Après 3 heures de montée sur une arête assez large pour être qualifiée d'épaule de sumo, nous prenons finalement pied sur un petit dôme de pierres rouges qui nous avait été indiqué par Yuri comme le seul lieu possible pour établir le camp de base. Nous trouvons effectivement la grosse pierre qui devrait nous offrir un certain abri du vent et y montons la tente, toujours dans le brouillard, la pluie, le vent. Dans de telles conditions et comme nous ne sommes qu'au début de l'après-midi, pas d'alternatives à une sieste dans des sacs de couchage plus ou moins secs. La tente plie sous le vent qui souffle maintenant très fort mais on finit quand même par trouver le sommeil et quand nous ouvrons à nouveau les yeux, bonne surprise, le soleil illumine l'intérieur de la tente. Dehors le vent souffle de plus belle mais a chassé les nuages et nous découvrons un paysage splendide : l'Avachinsky laisse peu à peu apparaitre son cône régulier, rougeâtre et fumant, tandis que 2000 mètres plus bas la forêt s'étend jusqu'aux rives de la baie d'Avacha et à l'Océan Pacifique.
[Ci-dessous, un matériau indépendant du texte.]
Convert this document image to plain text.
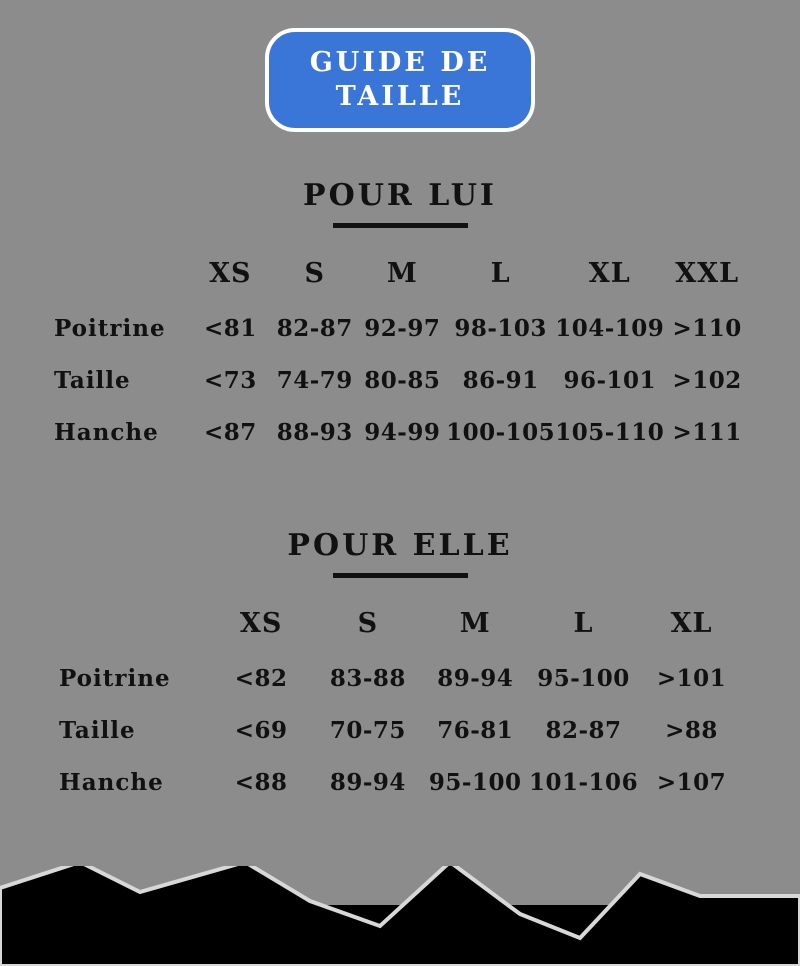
GUIDE DE
TAILLE
POUR LUI
	XS	S	M	L	XL	XXL
Poitrine	<81	82-87	92-97	98-103	104-109	>110
Taille	<73	74-79	80-85	86-91	96-101	>102
Hanche	<87	88-93	94-99	100-105	105-110	>111
POUR ELLE
	XS	S	M	L	XL
Poitrine	<82	83-88	89-94	95-100	>101
Taille	<69	70-75	76-81	82-87	>88
Hanche	<88	89-94	95-100	101-106	>107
Au dessus de nos têtes, les contreforts du sommet du Koriakski émergent des nuages et nous voyons clairement l'arête que nous devrons prendre demain pour y parvenir. Ca a l'air prenable, au moins jusqu'à a la pente finale, que nous ne distinguons pas suffisamment clairement pour juger de sa difficulté. Le départ est fixé a 5h30 demain matin. Les nuages et le mauvais temps reviennent, retour dans la tente.
La nuit tombe et le vent n'a jamais été aussi violent. La tente s'aplatit littéralement sous les rafales et danse comme un vaudoo en transe le reste du temps. Certains d'entre nous dorment mal tandis que les autres ne dorment pas du tout et font des sorties pour tenter de consolider les attaches de la tente, de peur qu'elle s'envole. Après une pareille nuit, c'est le plus naturellement du monde que nous ne nous levons pas a 5h30 mais 2 heures plus tard. Le vent s'est calmé, sans doute fatigué par ses exploits nocturnes, et le ciel plutôt dégagé. On part donc sur le coup de 8h, après un petit-déjeuner vite expédié. L'ascension sur l'arête est d'abord facile, puis devient plus lente au fur et a mesure que la pente se raidit et que le sol et la roche se couvrent de glace et de neige. Au-dessus de nous, la partie sommitale (nous ne distinguons jamais clairement le sommet) apparait couverte de neige fraiche…et loin. On continue. L'arête est maintenant étroite. Nous crapahutons dans de gros blocs de rocher. Ce n'est pas difficile mais il ne faut pas tomber et le gel oblige à avancer prudemment. Il est déjà 11h et nous sommes juste sous les 3000m. Juste devant nous, un passage un peu délicat apparait. Nous commençons à nous encorder en discutant de l'opportunité de continuer. Il est tard (pour des standards alpins), les nuages semblent persister au sommet, le reste de l'ascension semble être de plus en plus technique. Une fois l'encordage terminé, la décision de faire demi-tour a déjà été prise. La descente se passe sans histoire et nous rejoignons la station dans l'après-midi. Le temps de discuter avec un groupe venu fêter un mariage entre amis, et nous remontons dans la jeep de Valeri, direction Yelizovo.
1ère tentative d'ascension, 1er échec. Mais aucun des membres du groupe ne semble trop affecté par ce bilan. Clairement, la motivation n'était pas encore là à 100% pour atteindre un sommet que nous avions par ailleurs peut-être sous-estimé. Il s'agissait de se préparer pour les treks à venir et de ce côté-là la mission est accomplie. Les corps se sont décrassés et le matériel a déjà été soumis à rude épreuve. A vrai dire, nous ne connaitrons plus de conditions aussi hostiles tout au long de notre séjour dans le massif du Kliouchevskoy. Et puis nous avons tous la tête pleine des paysages grandioses et inédits qui se sont offerts a nous durant ces deux jours. Difficile d'être amers après ca. Nous prenons tout de même le bus pour le nord le surlendemain avec l'intention, raffermie par notre premier échec, de réussir les ascensions prévues sur le parcours.